Para Sebastián, esa mirada de Isabella, como si lo viera como a un perro, ¿qué se creía? Al final, no era más que eso.

No era extraño. Era la hermana de Diego, tal para cual. Con solo una mirada, Sebastián ya sentía una repulsión profunda.

Así que haberse caído… le vino perfecto.

Sofía ya había entendido la situación. Se volteó hacia Chiara.

—Chiara, ahora que todo está claro, ¿ya le avisaste a Diego?

—Se lo expliqué con detalle —respondió Chiara—. Pero Isabella salió herida. Tienen que quedarse y dar una explicación.

Sofía se molestó.

—¿Y que Isabella haya llamado a un grupo para emboscar a Sebastián, eso cómo se va a manejar?

—Puedes hablarlo con el señor Villareal —dijo Chiara—. Pero la que está herida es Isabella. Si el señor Villareal quiere llevar esto lejos, lo va a hacer.

Sofía se puso seria.

Claro. Habían encontrado un punto débil y no lo iban a soltar.

Si Isabella no hubiera resultado herida, el asunto habría sido simplemente que ella provocó a Sebastián y la consecuencia sería que se disculpara.

Pero Isabella estaba lastimada.

Aunque se lo mereciera, el hecho era que estaba herida.
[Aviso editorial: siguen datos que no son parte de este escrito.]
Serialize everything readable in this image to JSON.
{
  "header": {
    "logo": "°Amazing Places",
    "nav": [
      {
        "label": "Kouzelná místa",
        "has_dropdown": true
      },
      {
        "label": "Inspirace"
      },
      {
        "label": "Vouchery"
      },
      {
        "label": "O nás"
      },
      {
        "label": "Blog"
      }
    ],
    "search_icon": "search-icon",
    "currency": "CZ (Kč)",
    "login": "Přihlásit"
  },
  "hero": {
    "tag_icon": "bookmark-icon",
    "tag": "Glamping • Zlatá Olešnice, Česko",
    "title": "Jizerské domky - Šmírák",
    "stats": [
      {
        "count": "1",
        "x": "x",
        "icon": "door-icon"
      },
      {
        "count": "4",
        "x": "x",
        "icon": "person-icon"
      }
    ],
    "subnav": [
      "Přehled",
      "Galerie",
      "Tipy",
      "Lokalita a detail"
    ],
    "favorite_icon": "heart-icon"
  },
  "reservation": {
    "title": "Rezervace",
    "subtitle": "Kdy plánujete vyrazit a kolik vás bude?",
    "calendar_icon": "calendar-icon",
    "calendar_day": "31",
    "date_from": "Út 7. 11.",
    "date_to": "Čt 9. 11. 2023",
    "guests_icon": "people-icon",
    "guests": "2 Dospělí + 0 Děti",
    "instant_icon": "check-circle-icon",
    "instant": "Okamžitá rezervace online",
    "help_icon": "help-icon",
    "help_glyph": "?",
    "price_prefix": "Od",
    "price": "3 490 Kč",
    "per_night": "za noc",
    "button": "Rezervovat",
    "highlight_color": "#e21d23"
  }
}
Y en la familia Villareal, nadie podía amenazar la seguridad de los suyos; aunque fuera una herida menor, la cosa se volvía seria.

Más aún tratándose de Isabella, que había sido consentida toda su vida. Si alguien la lastimaba, la familia Villareal jamás lo pasaba por alto. Y que la hubieran tenido que suturar… para Isabella, eso ya era una herida “grave”.

Sebastián no soportaba ni una sola palabra de lo que decía Chiara. Era absurdo. Claramente Isabella lo había acorralado con intención de golpearlo. Si él no hubiera sabido defenderse, el que estaría en la camilla sería él.

Aun así, ahora actuaban como si él fuera el culpable, como si tuvieran derecho a juzgarlo. Qué autoritarios. Qué asfixiantes. Sí, exactamente así era toda la familia Villareal.

Pero Sebastián no hizo ningún movimiento.

Porque Sofía estaba allí.

Él ya había aprendido a no darle problemas.

Sofía sabía hablar y manejar ese tipo de situaciones.

Si él explotaba ahora, solo iba a complicar las cosas.

Antes de que Sofía llegara, Sebastián no hablaba porque no lo consideraba necesario, no por miedo.

Pero ahora, con Sofía, su tono tenía un filo sarcástico.

Era evidente: con la familia cerca, uno por fin respiraba.

Chiara retiró la mirada justo cuando Diego llegó.

Los jóvenes, al verlo, se asustaron al instante y se pegaron a la pared, esperando, desesperados, que Isabella saliera a defenderlos.

Para Sebastián, fue como ver a un enemigo.

Clavó la mirada en Diego, directo y sin quitarle los ojos de encima.

Chiara se colocó de inmediato detrás de Diego, en su sitio de siempre.

Sofía alzó la mirada.

Él también la estaba mirando, serio y tenso.